Sil and the Devil Seeds of Arodor is a 2019 direct-to-video mini-series produced by Reeltime Pictures. It stars the character of Sil from the television Doctor Who, as well as other elements licensed from the series. Nabil Shaban, who portrayed Sil in the original two serials, returned to the role.

The series received mixed reviews with critics, with praise for Nabil Shaban's performance and the script, but criticism for the sets and direction.

Plot 
Sil must use his wit and his cunning in order to survive his trial, where he will be sentenced to death if he is found guilty.

Production 
The series was announced on January 1, 2019. The idea for the production came from when Keith Barnfather was interviewing Nabil Shaban for a Myth Makers documentary. Shaban returned to star in the project. Philip Martin, who'd written the Doctor Who stories Vengeance on Varos and Mindwarp, which had featured Sil as the antagonist, also returned to script the film. Other returning Doctor Who stars included Sophie Aldred, Sakuntala Ramanee, and Christopher Ryan.

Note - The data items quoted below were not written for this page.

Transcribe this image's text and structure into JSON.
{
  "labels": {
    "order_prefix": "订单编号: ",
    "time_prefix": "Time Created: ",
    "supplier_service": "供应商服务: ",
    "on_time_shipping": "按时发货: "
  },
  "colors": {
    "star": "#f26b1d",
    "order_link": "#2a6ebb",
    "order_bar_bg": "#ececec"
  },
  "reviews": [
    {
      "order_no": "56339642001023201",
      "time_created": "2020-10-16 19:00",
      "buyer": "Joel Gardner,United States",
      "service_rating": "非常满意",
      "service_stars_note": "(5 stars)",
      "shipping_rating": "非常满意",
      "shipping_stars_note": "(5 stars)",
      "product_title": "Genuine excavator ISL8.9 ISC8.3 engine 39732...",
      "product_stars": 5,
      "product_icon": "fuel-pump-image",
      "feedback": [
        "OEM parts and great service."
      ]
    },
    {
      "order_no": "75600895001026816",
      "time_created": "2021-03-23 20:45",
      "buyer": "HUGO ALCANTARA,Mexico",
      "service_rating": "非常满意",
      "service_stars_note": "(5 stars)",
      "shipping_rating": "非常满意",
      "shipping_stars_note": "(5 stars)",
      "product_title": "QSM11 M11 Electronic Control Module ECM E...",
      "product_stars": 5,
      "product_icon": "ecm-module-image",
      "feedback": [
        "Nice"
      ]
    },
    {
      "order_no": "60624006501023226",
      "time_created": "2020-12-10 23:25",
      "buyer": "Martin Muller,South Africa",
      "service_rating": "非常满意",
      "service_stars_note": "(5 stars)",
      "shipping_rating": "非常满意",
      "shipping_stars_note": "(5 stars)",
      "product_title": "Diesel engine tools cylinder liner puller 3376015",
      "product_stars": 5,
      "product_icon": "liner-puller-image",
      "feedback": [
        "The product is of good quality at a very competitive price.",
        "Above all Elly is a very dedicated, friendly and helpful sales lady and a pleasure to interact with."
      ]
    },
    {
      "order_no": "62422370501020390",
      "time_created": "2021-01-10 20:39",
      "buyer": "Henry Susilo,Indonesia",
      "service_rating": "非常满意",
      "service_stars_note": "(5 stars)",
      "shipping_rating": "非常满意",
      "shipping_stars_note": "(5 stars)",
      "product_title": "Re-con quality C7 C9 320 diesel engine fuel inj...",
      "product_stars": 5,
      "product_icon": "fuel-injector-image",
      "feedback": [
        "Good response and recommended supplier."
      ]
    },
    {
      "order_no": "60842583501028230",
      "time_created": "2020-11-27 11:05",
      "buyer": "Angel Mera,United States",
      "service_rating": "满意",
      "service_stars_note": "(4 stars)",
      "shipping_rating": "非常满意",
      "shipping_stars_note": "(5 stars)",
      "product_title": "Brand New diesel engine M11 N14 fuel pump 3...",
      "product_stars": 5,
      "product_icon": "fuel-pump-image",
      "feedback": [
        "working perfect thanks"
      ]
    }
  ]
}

Originally, the project was supposed to be a 50-55 minute film, but Philip Martin's script ran for longer. The actors performances' also added extra time, leading to Barnfather re-organizing it into a series in the post-production edit. This would lead to a scene being cut, in order to preserve the episodic format.

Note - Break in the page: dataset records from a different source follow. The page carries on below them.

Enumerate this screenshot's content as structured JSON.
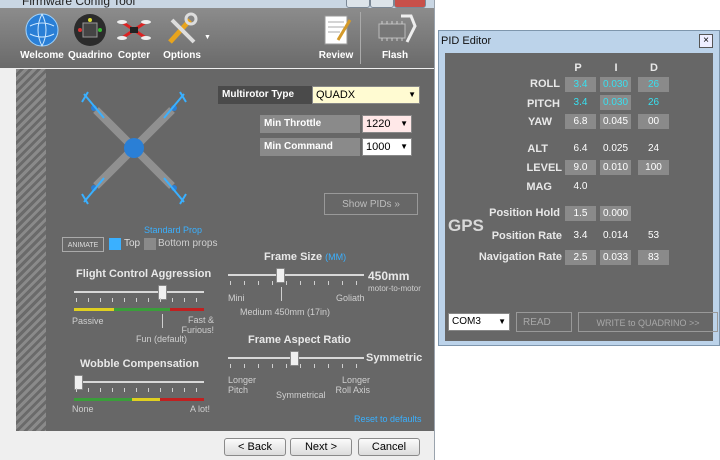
{
  "main_window": {
    "title": "Firmware Config Tool",
    "toolbar": {
      "items": [
        {
          "label": "Welcome",
          "icon": "globe-icon"
        },
        {
          "label": "Quadrino",
          "icon": "board-icon"
        },
        {
          "label": "Copter",
          "icon": "copter-icon"
        },
        {
          "label": "Options",
          "icon": "tools-icon"
        },
        {
          "label": "Review",
          "icon": "document-icon"
        },
        {
          "label": "Flash",
          "icon": "flash-chip-icon"
        }
      ]
    },
    "multirotor_type": {
      "label": "Multirotor Type",
      "value": "QUADX"
    },
    "min_throttle": {
      "label": "Min Throttle",
      "value": "1220"
    },
    "min_command": {
      "label": "Min Command",
      "value": "1000"
    },
    "show_pids_button": "Show PIDs »",
    "prop": {
      "standard_label": "Standard Prop",
      "animate_button": "ANIMATE",
      "top_label": "Top",
      "bottom_label": "Bottom props"
    },
    "flight_control": {
      "title": "Flight Control Aggression",
      "left": "Passive",
      "middle": "Fun (default)",
      "right": "Fast & Furious!"
    },
    "wobble": {
      "title": "Wobble Compensation",
      "left": "None",
      "right": "A lot!"
    },
    "frame_size": {
      "title": "Frame Size",
      "unit": "(MM)",
      "value": "450mm",
      "value_caption": "motor-to-motor",
      "left": "Mini",
      "middle": "Medium 450mm (17in)",
      "right": "Goliath"
    },
    "aspect_ratio": {
      "title": "Frame Aspect Ratio",
      "value": "Symmetric",
      "left": "Longer Pitch",
      "middle": "Symmetrical",
      "right": "Longer Roll Axis"
    },
    "reset_link": "Reset to defaults",
    "nav": {
      "back": "< Back",
      "next": "Next >",
      "cancel": "Cancel"
    }
  },
  "pid_editor": {
    "title": "PID Editor",
    "columns": [
      "P",
      "I",
      "D"
    ],
    "rows": [
      {
        "name": "ROLL",
        "p": "3.4",
        "i": "0.030",
        "d": "26"
      },
      {
        "name": "PITCH",
        "p": "3.4",
        "i": "0.030",
        "d": "26"
      },
      {
        "name": "YAW",
        "p": "6.8",
        "i": "0.045",
        "d": "00"
      },
      {
        "name": "ALT",
        "p": "6.4",
        "i": "0.025",
        "d": "24"
      },
      {
        "name": "LEVEL",
        "p": "9.0",
        "i": "0.010",
        "d": "100"
      },
      {
        "name": "MAG",
        "p": "4.0",
        "i": "",
        "d": ""
      },
      {
        "name": "Position Hold",
        "p": "1.5",
        "i": "0.000",
        "d": ""
      },
      {
        "name": "Position Rate",
        "p": "3.4",
        "i": "0.014",
        "d": "53"
      },
      {
        "name": "Navigation Rate",
        "p": "2.5",
        "i": "0.033",
        "d": "83"
      }
    ],
    "gps_label": "GPS",
    "port": "COM3",
    "read_button": "READ",
    "write_button": "WRITE to QUADRINO >>",
    "colors": {
      "highlight": "#38e0f0",
      "panel": "#676767",
      "accent": "#3ab0ff"
    }
  }
}
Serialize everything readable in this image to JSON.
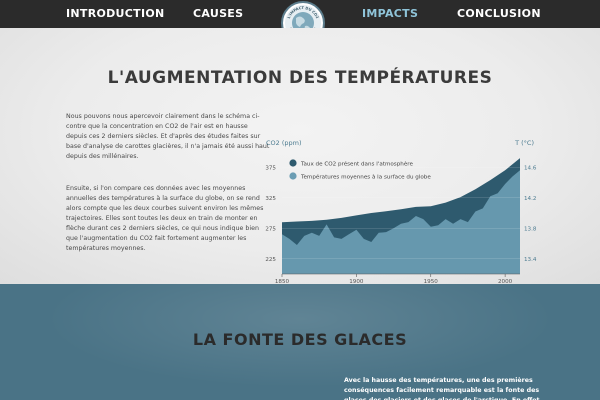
{
  "nav": {
    "items": [
      {
        "label": "INTRODUCTION",
        "active": false
      },
      {
        "label": "CAUSES",
        "active": false
      },
      {
        "label": "IMPACTS",
        "active": true
      },
      {
        "label": "CONCLUSION",
        "active": false
      }
    ],
    "logo_top_text": "L'IMPACT DU CO2",
    "logo_bottom_text": "SUR NOTRE PLANÈTE"
  },
  "colors": {
    "nav_bg": "#2b2b2b",
    "active": "#8fc4d9",
    "co2_area": "#2e5a6e",
    "temp_area": "#6b9db3",
    "section2_bg": "#4a7386"
  },
  "section1": {
    "title": "L'AUGMENTATION DES TEMPÉRATURES",
    "paragraph1": "Nous pouvons nous apercevoir clairement dans le schéma ci-contre que la concentration en CO2 de l'air est en hausse depuis ces 2 derniers siècles. Et d'après des études faites sur base d'analyse de carottes glacières, il n'a jamais été aussi haut depuis des millénaires.",
    "paragraph2": "Ensuite, si l'on compare ces données avec les moyennes annuelles des températures à la surface du globe, on se rend alors compte que les deux courbes suivent environ les mêmes trajectoires. Elles sont toutes les deux en train de monter en flèche durant ces 2 derniers siècles, ce qui nous indique bien que l'augmentation du CO2 fait fortement augmenter les températures moyennes."
  },
  "chart_data": {
    "type": "area",
    "ylabel": "CO2 (ppm)",
    "y2label": "T (°C)",
    "x_ticks": [
      1850,
      1900,
      1950,
      2000
    ],
    "y_ticks": [
      225,
      275,
      325,
      375
    ],
    "y2_ticks": [
      13.4,
      13.8,
      14.2,
      14.6
    ],
    "xlim": [
      1850,
      2010
    ],
    "ylim": [
      200,
      400
    ],
    "y2lim": [
      13.2,
      14.8
    ],
    "legend_position": "top-left",
    "series": [
      {
        "name": "Taux de CO2 présent dans l'atmosphère",
        "axis": "left",
        "x": [
          1850,
          1860,
          1870,
          1880,
          1890,
          1900,
          1910,
          1920,
          1930,
          1940,
          1950,
          1960,
          1970,
          1980,
          1990,
          2000,
          2010
        ],
        "values": [
          285,
          286,
          287,
          289,
          292,
          296,
          300,
          303,
          306,
          310,
          311,
          317,
          326,
          339,
          354,
          370,
          390
        ]
      },
      {
        "name": "Températures moyennes à la surface du globe",
        "axis": "right",
        "x": [
          1850,
          1855,
          1860,
          1865,
          1870,
          1875,
          1880,
          1885,
          1890,
          1895,
          1900,
          1905,
          1910,
          1915,
          1920,
          1925,
          1930,
          1935,
          1940,
          1945,
          1950,
          1955,
          1960,
          1965,
          1970,
          1975,
          1980,
          1985,
          1990,
          1995,
          2000,
          2005,
          2010
        ],
        "values": [
          13.72,
          13.66,
          13.58,
          13.7,
          13.74,
          13.7,
          13.85,
          13.68,
          13.66,
          13.72,
          13.78,
          13.66,
          13.62,
          13.74,
          13.75,
          13.8,
          13.86,
          13.88,
          13.96,
          13.92,
          13.82,
          13.84,
          13.92,
          13.86,
          13.92,
          13.88,
          14.02,
          14.06,
          14.22,
          14.26,
          14.38,
          14.48,
          14.56
        ]
      }
    ]
  },
  "section2": {
    "title": "LA FONTE DES GLACES",
    "paragraph": "Avec la hausse des températures, une des premières conséquences facilement remarquable est la fonte des glaces des glaciers et des glaces de l'arctique. En effet, la"
  }
}
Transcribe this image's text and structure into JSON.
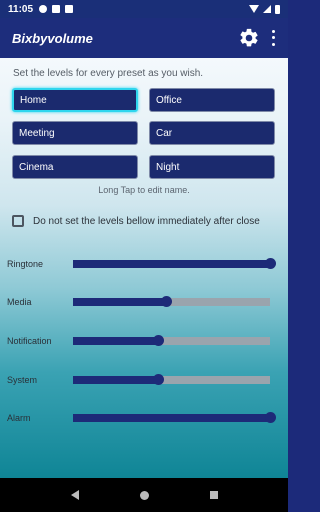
{
  "status_bar": {
    "time": "11:05"
  },
  "app_bar": {
    "title": "Bixbyvolume",
    "settings_icon": "gear-icon",
    "overflow_icon": "more-vert-icon"
  },
  "intro_text": "Set the levels for every preset as you wish.",
  "presets": [
    {
      "label": "Home",
      "active": true
    },
    {
      "label": "Office",
      "active": false
    },
    {
      "label": "Meeting",
      "active": false
    },
    {
      "label": "Car",
      "active": false
    },
    {
      "label": "Cinema",
      "active": false
    },
    {
      "label": "Night",
      "active": false
    }
  ],
  "hint_text": "Long Tap to edit name.",
  "checkbox": {
    "label": "Do not set the levels bellow immediately after close",
    "checked": false
  },
  "sliders": [
    {
      "label": "Ringtone",
      "value": 1.0
    },
    {
      "label": "Media",
      "value": 0.47
    },
    {
      "label": "Notification",
      "value": 0.43
    },
    {
      "label": "System",
      "value": 0.43
    },
    {
      "label": "Alarm",
      "value": 1.0
    }
  ],
  "colors": {
    "primary": "#1d2a78",
    "accent": "#2fd6ee",
    "track": "#9aa4ad"
  }
}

The original script also had multiple references to the character of the Doctor. Due to the fact that Reeltime did not have the rights to the character, the references were removed.

A trailer for the film was released on October 7, 2019, on the official YouTube channel of Reeltime.

Release 
The film was released on DVD, Blu-Ray, and Video-on-Demand on November 4, 2019 in the UK

Novelisation

A novelisation of all four episodes was released in November 2019, published by Telos Publishing.

Reception 
Ed Fortune of Starburst wrote that the story was, "a labour of love and an entertaining one at that", although the low quality of the special effects were criticized. James Gent of We Are Cult praised both the script and Shaban's performance, writing, "Shaban is well-served by Martin’s script, reminding us exactly why Sil was worthy of a comeback, placing him in a series of situations where this amoral, unscrupulous, larger-than-life character has to continually use his wits for self-preservation."

Josh Snares, who had recently narrated a documentary for the official Doctor Who YouTube channel on the making of 2019 remake of Mission to the Unknown, was more critical of the production, criticizing Keith Barnfather's direction and the sets.

Labour Party politician Jeremy Corbyn was seen carrying a copy of the DVD while at a political rally, although it is not known what his opinion on the production was.

Sequel 
When asked of the possibility of bringing Sil back, Barnfather stated that, "My personal feeling is never say never again, but I think I’ve probably done everything I can with Sil in the lead."

However, on December 31, 2020, Reeltime announced that a sequel would be made, Vote Sil, using a script that Philip Martin had written before his death. This was confirmed in Martin's obituary in The Guardian.